Table 4. The data insertion time of different methods.

6.8 Analysis

From the above three methods, we can see that the AIM has the best performance. It solves the problem of redundancy, improves the efficiency of queries and data insertion. Then, we get two conclusions. Firstly, when we execute conditional queries, and the key which we want to use has a large number of unrelated values need to be removed, the best method is to use all conditions to create a composite key. Then we can use this composite key to execute queries, which can help deserialize a small number of blocks and directly find blocks containing values that we want to get without the process of filtration. Secondly, when multiple keys have a same value, we can create index to reduce the time of data insertion and reduce redundancy. Just like the use-case in our experiment, multiple authors have a same publication, we reduce the time of inserting the publication into the ledger by creating an index AUP. By combining the method of creating composite key and building index, the performance of both queries and inserting data have a significant improvement.

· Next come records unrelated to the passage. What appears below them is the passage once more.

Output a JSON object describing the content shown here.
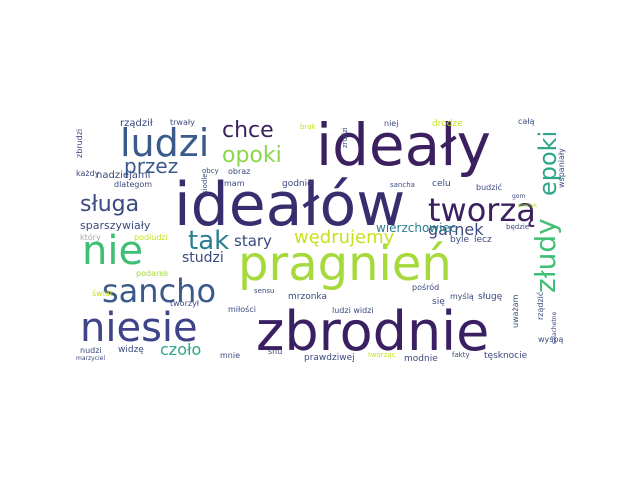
{
  "words": {
    "idealy": "ideały",
    "idealow": "ideałów",
    "pragnien": "pragnień",
    "zbrodnie": "zbrodnie",
    "niesie": "niesie",
    "ludzi": "ludzi",
    "nie": "nie",
    "sancho": "sancho",
    "tworza": "tworzą",
    "chce": "chce",
    "opoki": "opoki",
    "przez": "przez",
    "sluga": "sługa",
    "tak": "tak",
    "zludy": "złudy",
    "epoki": "epoki",
    "wedrujemy": "wędrujemy",
    "stary": "stary",
    "studzi": "studzi",
    "garnek": "garnek",
    "czolo": "czoło",
    "wierzchowiec": "wierzchowiec",
    "sparszywialy": "sparszywiały",
    "nadziejami": "nadziejami",
    "rzadzil": "rządził",
    "trwaly": "trwały",
    "zbrudzi": "zbrudzi",
    "kazdy": "każdy",
    "dlategom": "dlategom",
    "ktory": "który",
    "podludzi": "podludzi",
    "podarek": "podarek",
    "swiat": "świat",
    "tworzyl": "tworzył",
    "milosci": "miłości",
    "nudzi": "nudzi",
    "widze": "widzę",
    "marzyciel": "marzyciel",
    "mnie": "mnie",
    "snu": "snu",
    "prawdziwej": "prawdziwej",
    "tworzac": "tworząc",
    "modnie": "modnie",
    "fakty": "fakty",
    "tesknocie": "tęsknocie",
    "wyspa": "wyspą",
    "rzadzic": "rządzić",
    "uwazam": "uważam",
    "myśla": "myślą",
    "sluge": "sługę",
    "sie": "się",
    "posrod": "pośród",
    "ludzi_widzi": "ludzi widzi",
    "mrzonka": "mrzonka",
    "sensu": "sensu",
    "lecz": "lecz",
    "byle": "byle",
    "bedzie": "będzie",
    "celu": "celu",
    "budzic": "budzić",
    "sancha": "sancha",
    "szlachetne": "szlachetne",
    "praktyk": "praktyk",
    "gom": "gom",
    "wspanialy": "wspaniały",
    "cala": "całą",
    "drodze": "drodze",
    "niej": "niej",
    "zrodzi": "zrodzi",
    "brak": "brak",
    "obcy": "obcy",
    "obraz": "obraz",
    "mam": "mam",
    "godnie": "godnie",
    "siodle": "siodle"
  }
}
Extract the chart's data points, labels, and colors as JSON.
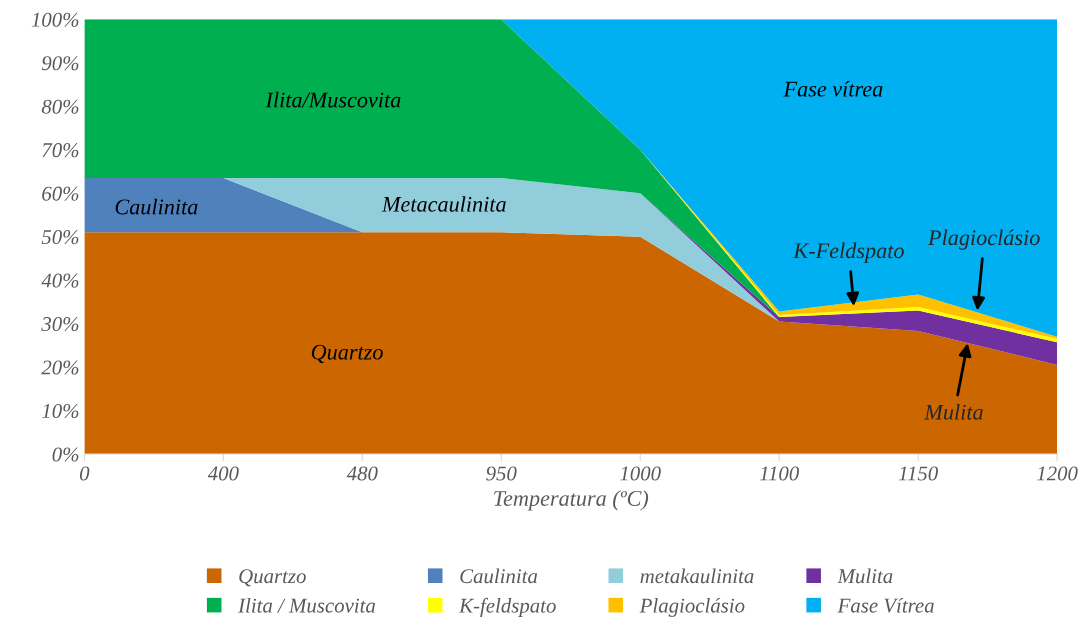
{
  "chart_data": {
    "type": "area",
    "stacked": true,
    "xlabel": "Temperatura (ºC)",
    "categories": [
      "0",
      "400",
      "480",
      "950",
      "1000",
      "1100",
      "1150",
      "1200"
    ],
    "series": [
      {
        "name": "Quartzo",
        "color": "#cc6600",
        "values": [
          51,
          51,
          51,
          51,
          50,
          30.5,
          28.3,
          20.5
        ]
      },
      {
        "name": "Caulinita",
        "color": "#4f81bd",
        "values": [
          12.5,
          12.5,
          0,
          null,
          null,
          null,
          null,
          null
        ]
      },
      {
        "name": "metakaulinita",
        "color": "#92cddc",
        "values": [
          null,
          0,
          12.5,
          12.5,
          10,
          0,
          null,
          null
        ]
      },
      {
        "name": "Mulita",
        "color": "#7030a0",
        "values": [
          null,
          null,
          null,
          null,
          0,
          1,
          4.7,
          5.2
        ]
      },
      {
        "name": "Ilita / Muscovita",
        "color": "#00b050",
        "values": [
          36.5,
          36.5,
          36.5,
          36.5,
          10,
          0,
          null,
          null
        ]
      },
      {
        "name": "K-feldspato",
        "color": "#ffff00",
        "values": [
          null,
          null,
          null,
          null,
          0,
          0.5,
          0.8,
          0.8
        ]
      },
      {
        "name": "Plagioclásio",
        "color": "#ffc000",
        "values": [
          null,
          null,
          null,
          null,
          0,
          0.8,
          2.9,
          0.5
        ]
      },
      {
        "name": "Fase Vítrea",
        "color": "#00b0f0",
        "values": [
          null,
          null,
          null,
          0,
          30,
          67.2,
          63.3,
          73.0
        ]
      }
    ],
    "ylim": [
      0,
      100
    ],
    "yticks": [
      {
        "value": 0,
        "label": "0%"
      },
      {
        "value": 10,
        "label": "10%"
      },
      {
        "value": 20,
        "label": "20%"
      },
      {
        "value": 30,
        "label": "30%"
      },
      {
        "value": 40,
        "label": "40%"
      },
      {
        "value": 50,
        "label": "50%"
      },
      {
        "value": 60,
        "label": "60%"
      },
      {
        "value": 70,
        "label": "70%"
      },
      {
        "value": 80,
        "label": "80%"
      },
      {
        "value": 90,
        "label": "90%"
      },
      {
        "value": 100,
        "label": "100%"
      }
    ],
    "annotations": [
      "Ilita/Muscovita",
      "Caulinita",
      "Metacaulinita",
      "Quartzo",
      "Fase vítrea",
      {
        "text": "K-Feldspato",
        "y": 34
      },
      {
        "text": "Plagioclásio",
        "y": 33
      },
      {
        "text": "Mulita",
        "y": 25.5
      }
    ],
    "grid": false,
    "legend": "bottom"
  }
}
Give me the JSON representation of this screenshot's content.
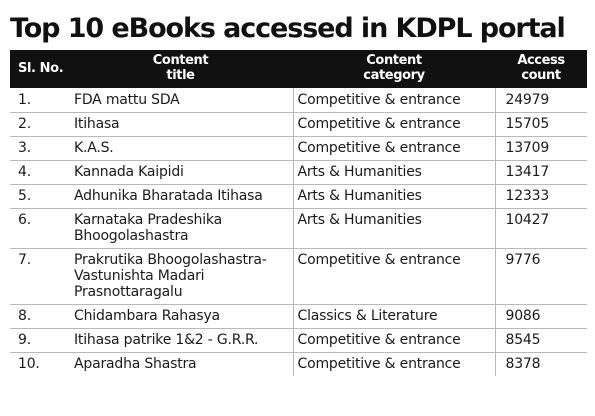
{
  "title": "Top 10 eBooks accessed in KDPL portal",
  "table": {
    "headers": {
      "sl": "Sl. No.",
      "content_title_1": "Content",
      "content_title_2": "title",
      "category_1": "Content",
      "category_2": "category",
      "access_1": "Access",
      "access_2": "count"
    },
    "rows": [
      {
        "sl": "1.",
        "title": "FDA mattu SDA",
        "category": "Competitive & entrance",
        "count": "24979"
      },
      {
        "sl": "2.",
        "title": "Itihasa",
        "category": "Competitive & entrance",
        "count": "15705"
      },
      {
        "sl": "3.",
        "title": "K.A.S.",
        "category": "Competitive & entrance",
        "count": "13709"
      },
      {
        "sl": "4.",
        "title": "Kannada Kaipidi",
        "category": "Arts & Humanities",
        "count": "13417"
      },
      {
        "sl": "5.",
        "title": "Adhunika Bharatada Itihasa",
        "category": "Arts & Humanities",
        "count": "12333"
      },
      {
        "sl": "6.",
        "title": "Karnataka Pradeshika Bhoogolashastra",
        "category": "Arts & Humanities",
        "count": "10427"
      },
      {
        "sl": "7.",
        "title": "Prakrutika Bhoogolashastra- Vastunishta Madari Prasnottaragalu",
        "category": "Competitive & entrance",
        "count": "9776"
      },
      {
        "sl": "8.",
        "title": "Chidambara Rahasya",
        "category": "Classics & Literature",
        "count": "9086"
      },
      {
        "sl": "9.",
        "title": "Itihasa patrike 1&2 - G.R.R.",
        "category": "Competitive & entrance",
        "count": "8545"
      },
      {
        "sl": "10.",
        "title": "Aparadha Shastra",
        "category": "Competitive & entrance",
        "count": "8378"
      }
    ]
  }
}
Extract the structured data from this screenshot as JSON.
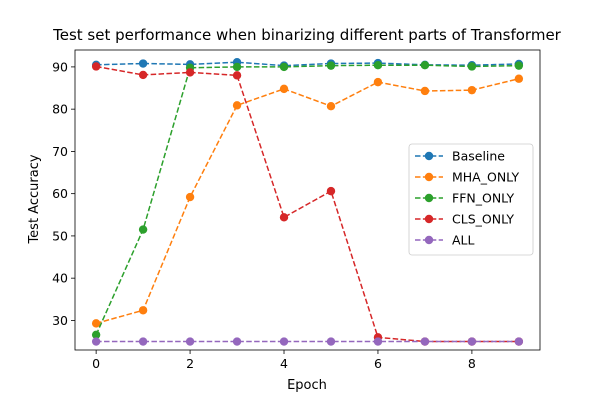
{
  "chart_data": {
    "type": "line",
    "title": "Test set performance when binarizing different parts of Transformer",
    "xlabel": "Epoch",
    "ylabel": "Test Accuracy",
    "xlim": [
      -0.45,
      9.45
    ],
    "ylim": [
      23,
      94
    ],
    "x_ticks": [
      0,
      2,
      4,
      6,
      8
    ],
    "y_ticks": [
      30,
      40,
      50,
      60,
      70,
      80,
      90
    ],
    "x": [
      0,
      1,
      2,
      3,
      4,
      5,
      6,
      7,
      8,
      9
    ],
    "line_style": "dashed",
    "marker": "circle",
    "grid": false,
    "legend_position": "center-right",
    "series": [
      {
        "name": "Baseline",
        "color": "#1f77b4",
        "values": [
          90.5,
          90.8,
          90.6,
          91.1,
          90.3,
          90.8,
          90.9,
          90.5,
          90.4,
          90.7
        ]
      },
      {
        "name": "MHA_ONLY",
        "color": "#ff7f0e",
        "values": [
          29.3,
          32.4,
          59.2,
          80.9,
          84.8,
          80.7,
          86.4,
          84.3,
          84.5,
          87.2
        ]
      },
      {
        "name": "FFN_ONLY",
        "color": "#2ca02c",
        "values": [
          26.6,
          51.5,
          89.8,
          90.0,
          90.0,
          90.3,
          90.4,
          90.4,
          90.1,
          90.3
        ]
      },
      {
        "name": "CLS_ONLY",
        "color": "#d62728",
        "values": [
          90.1,
          88.1,
          88.7,
          88.0,
          54.4,
          60.6,
          26.0,
          25.0,
          25.0,
          25.0
        ]
      },
      {
        "name": "ALL",
        "color": "#9467bd",
        "values": [
          25.0,
          25.0,
          25.0,
          25.0,
          25.0,
          25.0,
          25.0,
          25.0,
          25.0,
          25.0
        ]
      }
    ]
  }
}
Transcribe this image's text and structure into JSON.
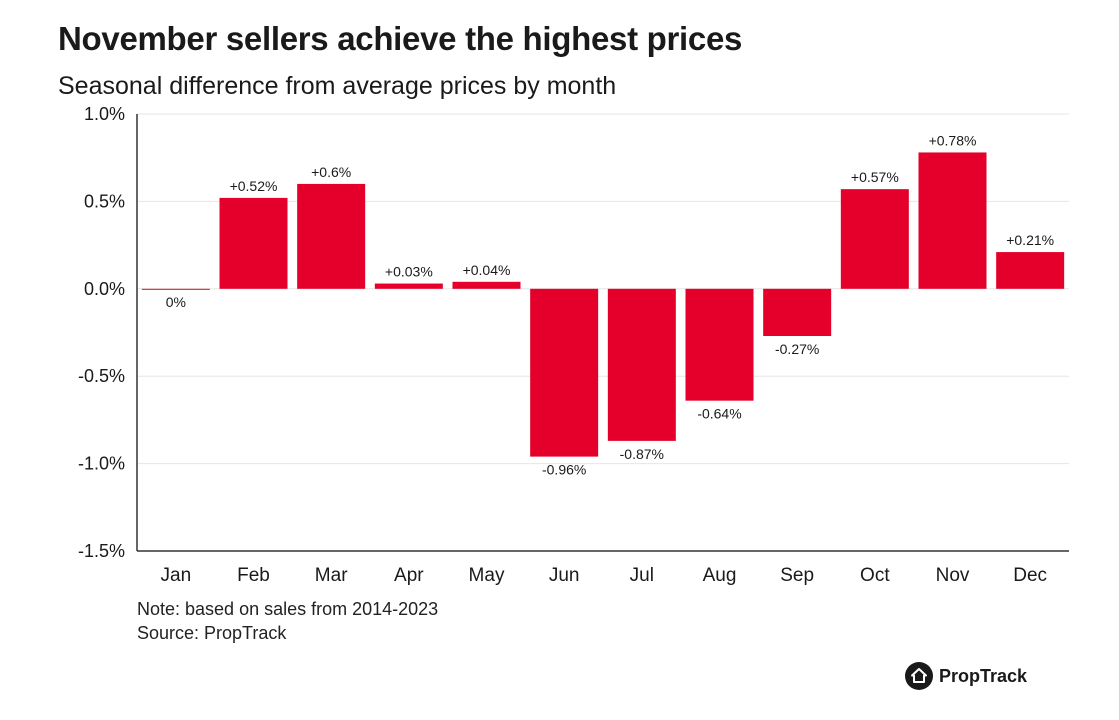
{
  "header": {
    "title": "November sellers achieve the highest prices",
    "subtitle": "Seasonal difference from average prices by month"
  },
  "footer": {
    "note": "Note: based on sales from 2014-2023",
    "source": "Source: PropTrack",
    "brand": "PropTrack"
  },
  "colors": {
    "bar": "#e4002b",
    "grid": "#e6e6e6",
    "axis": "#333333",
    "text": "#1a1a1a"
  },
  "chart_data": {
    "type": "bar",
    "title": "November sellers achieve the highest prices",
    "subtitle": "Seasonal difference from average prices by month",
    "xlabel": "",
    "ylabel": "",
    "categories": [
      "Jan",
      "Feb",
      "Mar",
      "Apr",
      "May",
      "Jun",
      "Jul",
      "Aug",
      "Sep",
      "Oct",
      "Nov",
      "Dec"
    ],
    "values": [
      0,
      0.52,
      0.6,
      0.03,
      0.04,
      -0.96,
      -0.87,
      -0.64,
      -0.27,
      0.57,
      0.78,
      0.21
    ],
    "data_labels": [
      "0%",
      "+0.52%",
      "+0.6%",
      "+0.03%",
      "+0.04%",
      "-0.96%",
      "-0.87%",
      "-0.64%",
      "-0.27%",
      "+0.57%",
      "+0.78%",
      "+0.21%"
    ],
    "yticks": [
      1.0,
      0.5,
      0.0,
      -0.5,
      -1.0,
      -1.5
    ],
    "ytick_labels": [
      "1.0%",
      "0.5%",
      "0.0%",
      "-0.5%",
      "-1.0%",
      "-1.5%"
    ],
    "ylim": [
      -1.5,
      1.0
    ],
    "grid": true,
    "legend": "none"
  }
}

In addition, methods presented in this paper can also be generalized to other conditional queries. For example, we can use the proposed methods to get a medical history of a patient in a certain department in the medical field.

7 Conclusion and Future Work

In this paper, we present three methods to handle conditional queries on Hyperledger Fabric. We use the first method as our baseline, both CCK and AIM easily outperform the baseline. We benchmark these three methods and we also conduct a comprehensive study to understand and analyse the conditional queries performance on Hyperledger Fabric by creating composite keys and building an index. Besides, the process of building index is included in an transaction. Not only does it saves more time during the process of insertion data, but also we can get data in a timely manner.

In our future work, we can further improve the performance of conditional queries in Hyperledger Fabric by using different methods of creating composite key and building index. As the static structure of LevelDB consists of six main parts and keys with the same prefix are adjacent in the file.